My image is cut off!

For this reason, a common scenario is that part of the image is 'cut off'. For example:

The easiest and best way to fix it is to adjust your TV. All other methods of overscan correction may introduce performance issues and unwanted scaling artefacts. Modern HDTVs will usually have a setting somewhere in the options that displays the entire 1080p image, including the areas that would be ignored as "overscan". For example:

Samsung

Menu > Picture > Screen Adjustment > Picture Size > change to "Screen Fit"

LG

Settings -> All Settings -> Picture -> Setting for aspect ratio -> Just Scan

Select "On"

Pioneer

Look for "Dot by Dot".

(please add more examples if you work it out for your TV!)

If your TV doesn't have this setting, you can change this manually by editing /boot/config.txt. Type sudo nano /boot/config.txt and enable overscan by making sure the following lines are set and uncommented:

disable_overscan=0

overscan_left=16
overscan_right=16
overscan_top=16
overscan_bottom=16

The overscan_XXXX=16 lines create a blank border around the image being sent to your TV, so that it doesn't get cut off. By changing the number from 16 to something else, you can change the size of this border if need be.

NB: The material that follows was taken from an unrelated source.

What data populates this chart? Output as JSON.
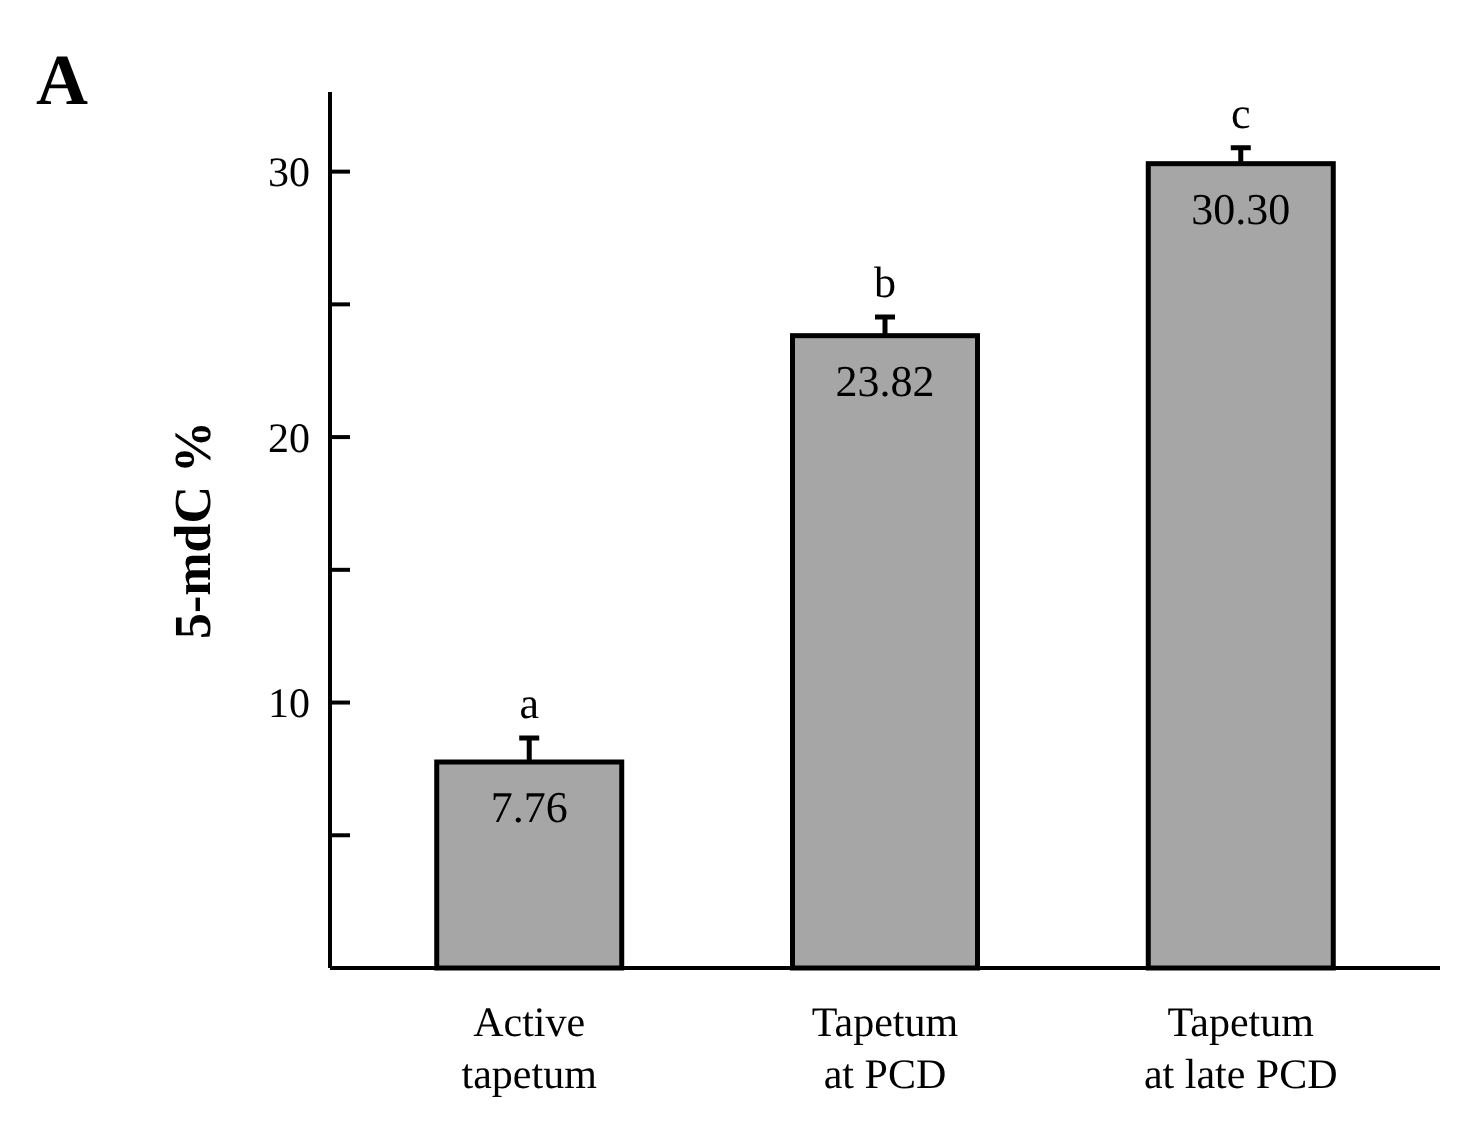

Note that the line disable_overscan=0 is not strictly necessary -- what is necessary is to avoid disable_overscan=1 being set. For this reason, you might see the commented line #disable_overscan=1 instead, which is also fine so long as it's commented.

My image has a border!

This should be a rarer scenario. In this case you need to do some configuration changes. Please consult this video:

Summarised: You can fill the whole expanse of your screen by editing the overscan settings. Exit to the terminal with F4 or access your pi over SSH

sudo nano /boot/config.txt
uncomment (i.e. delete the # preceding the line)
#disable_overscan=1
to
disable_overscan=1
save with ctrl+x

Then reboot. If it doesn't work then try messing with some of the other overscan settings manually

The console looks good, but the picture is off for EmulationStation/RetroArch/etc!

For EmulationStation to obey the overscan settings, the line overscan_scale=1 must be set in /boot/config.txt. If your overscan settings are only affecting the console picture and not EmulationStation's, type sudo nano /boot/config.txt and make sure that the line overscan_scale=1 is there somewhere. Also be sure that the line doesn't start with a # (i.e. make sure it doesn't look like #overscan_scale=1).

This can sometimes get unset due to a bug in raspi-config. Raspi-config enables you to change overscan settings graphically, but upon doing so, silently comments out all settings beginning with overscan_..., and leaves them commented even upon re-enabling overscan unless you re-change /boot/config.txt manually. For this reason, it is recommended that you change /boot/config.txt manually rather than using raspi-config to change overscan settings.